The damaged inventory included 480,000 light bulbs containing 20mg of liquid mercury per bulb, 1.6 million Compact Fluorescent Lamp (CFL) bulbs with roughly 9mg of amalgam tablets (consisting of 22% to 30% mercury) per bulb, and 2 million bulbs with unspecified quantities of tungsten filaments, in addition to several other materials that can be toxic to humans. Losses from the fire are estimated by Rang Dong to be VND 150 billion (USD 6.4 million; EUR 5.9 million). In total, the Vietnam Environment Administration estimated on September 8 that 15.2kg-27.2kg of mercury was released into the atmosphere as a result of the fire.
Located in the Ha Dinh Ward of Thanh Xuan District in south-central Hanoi, the facility is situated in an area that gradually developed to become a high-density residential neighborhood as the city expanded over time.

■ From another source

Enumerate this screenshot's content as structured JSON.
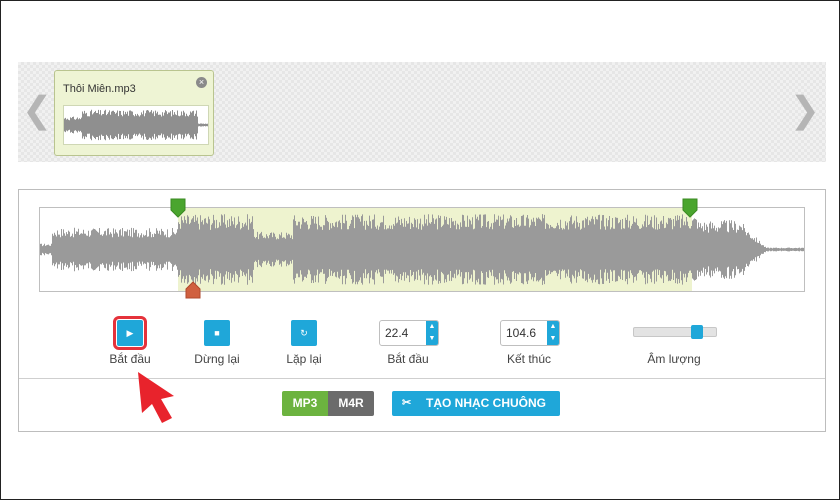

A day after the fire on August 29, the Ha Dinh Ward People’s Committee, which functions as the local governing body, issued a notice warning people not to consume any food or water processed or handled within 1 kilometer of the factory for a period of 21 days. Further, an environmental expert warned that winds may have spread the pollution to 2 nearby primary schools and a water treatment plant.
However, the statement was retracted by the Committee on August 30, while the superior People’s Committee of Thanh Xuan District commented that the statement had been issued “without rightful authorization” and with “insufficient evidence.” Later on the same day, the People’s Committee of Thanh Xuan District claimed that test results from the Institute of Occupational Health and Environment confirmed that mercury, lead, heavy metals, microclimate, and dust indicators were all found to be in safe ranges. In response, the director of the institute stated to the press that no test results had yet been obtained, and that when available, they would only be published by the institute directly.
Supply chain managers should mindful of the current circumstances characterizing environmental protections and public crisis management in Vietnam. In order to mitigate operational risks, supply chain managers should first ensure that the exact locations of all suppliers in Vietnam are properly documented. Next, audit suppliers to ensure that they (particularly hazardous-material handlers) are effectively self-regulating to international safety standards. This will not only minimize the risk of supply disruptions, but may also protect against potential reputational losses in case a supplier becomes associated with negligence or public harm.
Finally, for suppliers located in dense, urban locations, conduct a proximity-based risk-exposure evaluation that documents the presence of other industrial facilities near to the supplier facility, and ensure that an appropriate plan is in place to protect or relocate assets and operations if a severe industrial accident causes roadway closures, an evacuation, or public health crisis in the area.